1. “And I don’t think Quirin or Yamashita actually established that the habeas right exists in those cases, which was also not directly considered.” Not so. In each case, the Court rejected the President’s assertion that he could deny the detainee the right to challenge the legality of military-commission proceedings (and detention) by writ of habeas corpus. See Quirin, 317 U.S. 1, 25 (1942) (“neither the [President’s] Proclamation nor the fact that they are enemy aliens forecloses consideration by the courts of petitioners’ contentions that the Constitution and laws of the United States constitutionally enacted forbid their trial by military commission”); Yamashita, 327 U.S. 1, 8-9 (1946) (“The courts may inquire whether the detention complained of is within the authority of those detaining the petitioner. . . . [Congress] has not foreclosed their right to contend that the Constitution or laws of the United States withhold authority to proceed with the trial. It has not withdrawn, and the Executive branch of the government could not, unless there was suspension of the writ, withdraw from the courts the duty and power to make such inquiry into the authority of the commission as may be made by habeas corpus.”). 2. “[T]he habeas… Read more »
I wonder if the Senators who voted for it knew what version they voted for?
I doubt it. But no matter, this a rare opportunity to agree with Julian on something: this is not a suspension of habeas — the clear intent is to ABOLISH habeas.
Marty – I think there’s one technical distinction to be made in your habeas arguments. The Philippines was formally a U.S. territory from the turn of the 20th century until independence was granted in 1946 (although under defacto Japanese control from early 1942-mid 1945. If my memory serves me correctly, the S. Ct. in Yamashita was reviewing a denial of the writ of habeas by the Philippine S. Ct., over which it had supervisory jurisdiction, so that the case did not actually involve the issue of habeas availability in occupied territory, but rather in what was then a U.S. commonwealth.
Yes, that’s right — the Philippines was an insular possession at the time. Thanks for the correction, Dave.
it’s true that both quirin and yamashita are not directly on point w/r/t to the question of constitutional habeas rights for overseas alien combatants. there’s an exhaustive overview of similar world war two vintage cases in charles fairman, some new problems of following the flag, stanford law review 1949.

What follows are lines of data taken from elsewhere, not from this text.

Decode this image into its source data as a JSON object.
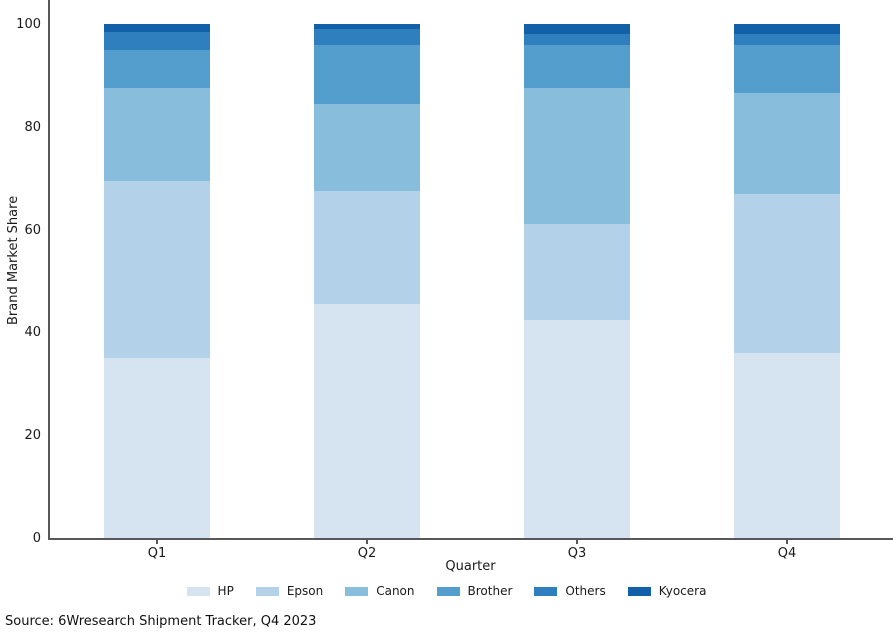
{
  "chart_data": {
    "type": "bar",
    "stacked": true,
    "title": "",
    "xlabel": "Quarter",
    "ylabel": "Brand Market Share",
    "categories": [
      "Q1",
      "Q2",
      "Q3",
      "Q4"
    ],
    "series": [
      {
        "name": "HP",
        "color": "#d6e4f2",
        "values": [
          35.0,
          45.5,
          42.5,
          36.0
        ]
      },
      {
        "name": "Epson",
        "color": "#b3d2e9",
        "values": [
          34.5,
          22.0,
          18.5,
          31.0
        ]
      },
      {
        "name": "Canon",
        "color": "#88bddc",
        "values": [
          18.0,
          17.0,
          26.5,
          19.5
        ]
      },
      {
        "name": "Brother",
        "color": "#539ecc",
        "values": [
          7.5,
          11.5,
          8.5,
          9.5
        ]
      },
      {
        "name": "Others",
        "color": "#2f7fbe",
        "values": [
          3.5,
          3.0,
          2.0,
          2.0
        ]
      },
      {
        "name": "Kyocera",
        "color": "#1261a8",
        "values": [
          1.5,
          1.0,
          2.0,
          2.0
        ]
      }
    ],
    "yticks": [
      0,
      20,
      40,
      60,
      80,
      100
    ],
    "ylim": [
      0,
      105
    ],
    "grid": false,
    "legend_position": "bottom",
    "axis_color": "#58585a"
  },
  "source_note": "Source: 6Wresearch Shipment Tracker, Q4 2023"
}
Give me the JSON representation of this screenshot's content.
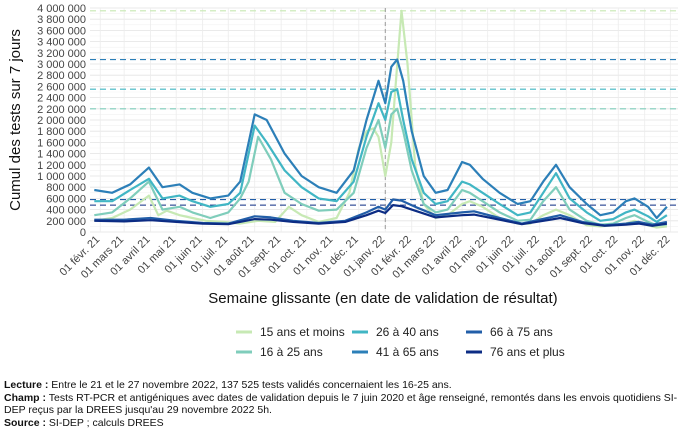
{
  "chart_data": {
    "type": "line",
    "ylabel": "Cumul des tests sur 7 jours",
    "xlabel": "Semaine glissante (en date de validation de résultat)",
    "ylim": [
      0,
      4000000
    ],
    "y_ticks": [
      0,
      200000,
      400000,
      600000,
      800000,
      1000000,
      1200000,
      1400000,
      1600000,
      1800000,
      2000000,
      2200000,
      2400000,
      2600000,
      2800000,
      3000000,
      3200000,
      3400000,
      3600000,
      3800000,
      4000000
    ],
    "y_tick_labels": [
      "0",
      "200 000",
      "400 000",
      "600 000",
      "800 000",
      "1 000 000",
      "1 200 000",
      "1 400 000",
      "1 600 000",
      "1 800 000",
      "2 000 000",
      "2 200 000",
      "2 400 000",
      "2 600 000",
      "2 800 000",
      "3 000 000",
      "3 200 000",
      "3 400 000",
      "3 600 000",
      "3 800 000",
      "4 000 000"
    ],
    "x_dates": [
      "2021-02-01",
      "2021-03-01",
      "2021-04-01",
      "2021-05-01",
      "2021-06-01",
      "2021-07-01",
      "2021-08-01",
      "2021-09-01",
      "2021-10-01",
      "2021-11-01",
      "2021-12-01",
      "2022-01-01",
      "2022-02-01",
      "2022-03-01",
      "2022-04-01",
      "2022-05-01",
      "2022-06-01",
      "2022-07-01",
      "2022-08-01",
      "2022-09-01",
      "2022-10-01",
      "2022-11-01",
      "2022-12-01"
    ],
    "x_tick_labels": [
      "01 févr. 21",
      "01 mars 21",
      "01 avril 21",
      "01 mai 21",
      "01 juin 21",
      "01 juil. 21",
      "01 août 21",
      "01 sept. 21",
      "01 oct. 21",
      "01 nov. 21",
      "01 déc. 21",
      "01 janv. 22",
      "01 févr. 22",
      "01 mars 22",
      "01 avril 22",
      "01 mai 22",
      "01 juin 22",
      "01 juil. 22",
      "01 août 22",
      "01 sept. 22",
      "01 oct. 22",
      "01 nov. 22",
      "01 déc. 22"
    ],
    "vline_date": "2022-01-01",
    "grid": true,
    "legend_position": "bottom",
    "series": [
      {
        "name": "15 ans et moins",
        "color": "#c7e9b4",
        "peak_ref": 3950000,
        "x": [
          "2021-01-25",
          "2021-02-15",
          "2021-03-08",
          "2021-03-30",
          "2021-04-10",
          "2021-04-20",
          "2021-05-05",
          "2021-05-20",
          "2021-06-05",
          "2021-06-25",
          "2021-07-15",
          "2021-08-05",
          "2021-08-25",
          "2021-09-10",
          "2021-09-25",
          "2021-10-15",
          "2021-11-05",
          "2021-11-20",
          "2021-12-01",
          "2021-12-10",
          "2021-12-18",
          "2021-12-24",
          "2022-01-01",
          "2022-01-08",
          "2022-01-14",
          "2022-01-20",
          "2022-01-27",
          "2022-02-05",
          "2022-02-15",
          "2022-03-01",
          "2022-03-15",
          "2022-04-01",
          "2022-04-10",
          "2022-04-25",
          "2022-05-15",
          "2022-06-05",
          "2022-06-20",
          "2022-07-05",
          "2022-07-20",
          "2022-08-05",
          "2022-08-25",
          "2022-09-10",
          "2022-09-25",
          "2022-10-10",
          "2022-10-20",
          "2022-11-05",
          "2022-11-15",
          "2022-11-27"
        ],
        "y": [
          200000,
          250000,
          400000,
          650000,
          300000,
          380000,
          300000,
          250000,
          200000,
          180000,
          150000,
          200000,
          180000,
          450000,
          300000,
          180000,
          250000,
          700000,
          1500000,
          1800000,
          1850000,
          1700000,
          1000000,
          1600000,
          2800000,
          3950000,
          3000000,
          1200000,
          500000,
          250000,
          300000,
          500000,
          550000,
          450000,
          250000,
          150000,
          150000,
          300000,
          400000,
          300000,
          120000,
          100000,
          120000,
          150000,
          200000,
          120000,
          80000,
          100000
        ]
      },
      {
        "name": "16 à 25 ans",
        "color": "#7fcdbb",
        "peak_ref": 2200000,
        "x": [
          "2021-01-25",
          "2021-02-15",
          "2021-03-08",
          "2021-03-30",
          "2021-04-15",
          "2021-05-05",
          "2021-05-20",
          "2021-06-10",
          "2021-07-01",
          "2021-07-15",
          "2021-07-25",
          "2021-08-05",
          "2021-08-20",
          "2021-09-05",
          "2021-09-25",
          "2021-10-15",
          "2021-11-05",
          "2021-11-25",
          "2021-12-10",
          "2021-12-24",
          "2022-01-01",
          "2022-01-08",
          "2022-01-15",
          "2022-01-22",
          "2022-02-01",
          "2022-02-15",
          "2022-03-01",
          "2022-03-15",
          "2022-04-01",
          "2022-04-10",
          "2022-04-25",
          "2022-05-15",
          "2022-06-05",
          "2022-06-20",
          "2022-07-05",
          "2022-07-20",
          "2022-08-05",
          "2022-08-25",
          "2022-09-10",
          "2022-09-25",
          "2022-10-10",
          "2022-10-20",
          "2022-11-05",
          "2022-11-15",
          "2022-11-27"
        ],
        "y": [
          300000,
          350000,
          600000,
          900000,
          400000,
          450000,
          350000,
          250000,
          350000,
          600000,
          900000,
          1700000,
          1300000,
          700000,
          500000,
          380000,
          400000,
          700000,
          1500000,
          2000000,
          1500000,
          2100000,
          2200000,
          1800000,
          1100000,
          500000,
          350000,
          400000,
          750000,
          700000,
          550000,
          350000,
          200000,
          220000,
          550000,
          800000,
          400000,
          200000,
          130000,
          150000,
          250000,
          300000,
          180000,
          120000,
          137525
        ]
      },
      {
        "name": "26 à 40 ans",
        "color": "#41b6c4",
        "peak_ref": 2550000,
        "x": [
          "2021-01-25",
          "2021-02-15",
          "2021-03-08",
          "2021-03-30",
          "2021-04-15",
          "2021-05-05",
          "2021-05-20",
          "2021-06-10",
          "2021-07-01",
          "2021-07-15",
          "2021-08-01",
          "2021-08-15",
          "2021-09-05",
          "2021-09-25",
          "2021-10-15",
          "2021-11-05",
          "2021-11-25",
          "2021-12-10",
          "2021-12-24",
          "2022-01-01",
          "2022-01-08",
          "2022-01-15",
          "2022-01-22",
          "2022-02-01",
          "2022-02-15",
          "2022-03-01",
          "2022-03-15",
          "2022-04-01",
          "2022-04-10",
          "2022-04-25",
          "2022-05-15",
          "2022-06-05",
          "2022-06-20",
          "2022-07-05",
          "2022-07-20",
          "2022-08-05",
          "2022-08-25",
          "2022-09-10",
          "2022-09-25",
          "2022-10-10",
          "2022-10-20",
          "2022-11-05",
          "2022-11-15",
          "2022-11-27"
        ],
        "y": [
          550000,
          550000,
          750000,
          950000,
          600000,
          650000,
          550000,
          450000,
          500000,
          700000,
          1900000,
          1600000,
          1100000,
          800000,
          600000,
          550000,
          900000,
          1700000,
          2300000,
          2000000,
          2500000,
          2550000,
          2000000,
          1300000,
          700000,
          500000,
          550000,
          900000,
          850000,
          700000,
          500000,
          300000,
          350000,
          700000,
          1050000,
          600000,
          350000,
          200000,
          230000,
          350000,
          400000,
          280000,
          180000,
          300000
        ]
      },
      {
        "name": "41 à 65 ans",
        "color": "#2c7fb8",
        "peak_ref": 3080000,
        "x": [
          "2021-01-25",
          "2021-02-15",
          "2021-03-08",
          "2021-03-30",
          "2021-04-15",
          "2021-05-05",
          "2021-05-20",
          "2021-06-10",
          "2021-07-01",
          "2021-07-15",
          "2021-08-01",
          "2021-08-15",
          "2021-09-05",
          "2021-09-25",
          "2021-10-15",
          "2021-11-05",
          "2021-11-25",
          "2021-12-10",
          "2021-12-24",
          "2022-01-01",
          "2022-01-08",
          "2022-01-15",
          "2022-01-22",
          "2022-02-01",
          "2022-02-15",
          "2022-03-01",
          "2022-03-15",
          "2022-04-01",
          "2022-04-10",
          "2022-04-25",
          "2022-05-15",
          "2022-06-05",
          "2022-06-20",
          "2022-07-05",
          "2022-07-20",
          "2022-08-05",
          "2022-08-25",
          "2022-09-10",
          "2022-09-25",
          "2022-10-10",
          "2022-10-20",
          "2022-11-05",
          "2022-11-15",
          "2022-11-27"
        ],
        "y": [
          750000,
          700000,
          850000,
          1150000,
          800000,
          850000,
          700000,
          600000,
          650000,
          900000,
          2100000,
          2000000,
          1400000,
          1000000,
          800000,
          700000,
          1100000,
          2000000,
          2700000,
          2300000,
          2950000,
          3080000,
          2700000,
          1800000,
          1000000,
          700000,
          750000,
          1250000,
          1200000,
          950000,
          700000,
          500000,
          550000,
          900000,
          1200000,
          800000,
          500000,
          300000,
          350000,
          550000,
          600000,
          450000,
          250000,
          450000
        ]
      },
      {
        "name": "66 à 75 ans",
        "color": "#225ea8",
        "peak_ref": 580000,
        "x": [
          "2021-01-25",
          "2021-03-01",
          "2021-04-01",
          "2021-05-01",
          "2021-06-01",
          "2021-07-01",
          "2021-08-01",
          "2021-08-20",
          "2021-09-15",
          "2021-10-15",
          "2021-11-15",
          "2021-12-10",
          "2021-12-24",
          "2022-01-01",
          "2022-01-10",
          "2022-01-20",
          "2022-02-05",
          "2022-03-01",
          "2022-04-01",
          "2022-04-15",
          "2022-05-15",
          "2022-06-10",
          "2022-07-10",
          "2022-07-25",
          "2022-08-20",
          "2022-09-15",
          "2022-10-10",
          "2022-10-25",
          "2022-11-10",
          "2022-11-27"
        ],
        "y": [
          220000,
          220000,
          250000,
          200000,
          160000,
          150000,
          280000,
          260000,
          200000,
          160000,
          200000,
          350000,
          450000,
          400000,
          580000,
          560000,
          450000,
          300000,
          350000,
          370000,
          250000,
          150000,
          250000,
          300000,
          180000,
          120000,
          150000,
          180000,
          130000,
          180000
        ]
      },
      {
        "name": "76 ans et plus",
        "color": "#0c2c84",
        "peak_ref": 480000,
        "x": [
          "2021-01-25",
          "2021-03-01",
          "2021-04-01",
          "2021-05-01",
          "2021-06-01",
          "2021-07-01",
          "2021-08-01",
          "2021-08-20",
          "2021-09-15",
          "2021-10-15",
          "2021-11-15",
          "2021-12-10",
          "2021-12-24",
          "2022-01-01",
          "2022-01-10",
          "2022-01-20",
          "2022-02-05",
          "2022-03-01",
          "2022-04-01",
          "2022-04-15",
          "2022-05-15",
          "2022-06-10",
          "2022-07-10",
          "2022-07-25",
          "2022-08-20",
          "2022-09-15",
          "2022-10-10",
          "2022-10-25",
          "2022-11-10",
          "2022-11-27"
        ],
        "y": [
          200000,
          190000,
          210000,
          180000,
          150000,
          140000,
          230000,
          220000,
          180000,
          150000,
          180000,
          300000,
          380000,
          340000,
          480000,
          460000,
          380000,
          260000,
          300000,
          310000,
          220000,
          140000,
          210000,
          250000,
          160000,
          110000,
          130000,
          150000,
          110000,
          150000
        ]
      }
    ]
  },
  "notes": {
    "lecture_label": "Lecture :",
    "lecture_text": " Entre le 21 et le 27 novembre 2022, 137 525 tests validés concernaient les 16-25 ans.",
    "champ_label": "Champ :",
    "champ_text": " Tests RT-PCR et antigéniques avec dates de validation depuis le 7 juin 2020 et âge renseigné, remontés dans les envois quotidiens SI-DEP reçus par la DREES jusqu'au 29 novembre 2022 5h.",
    "source_label": "Source :",
    "source_text": " SI-DEP ; calculs DREES"
  }
}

Kal: Just to be clear — I wasn’t suggesting that Quirin and Yamashita are “directly on point w/r/t to the question of constitutional habeas rights for overseas alien combatants.” Merely that the habeas right for alien unlawful combatants did not begin with Rasul — it goes back at least as far as Q&Y, even in the SCOTUS, and that the new bill effectively overrules or suspends that habeas right, too, i.e., in the U.S. and its insular possessions.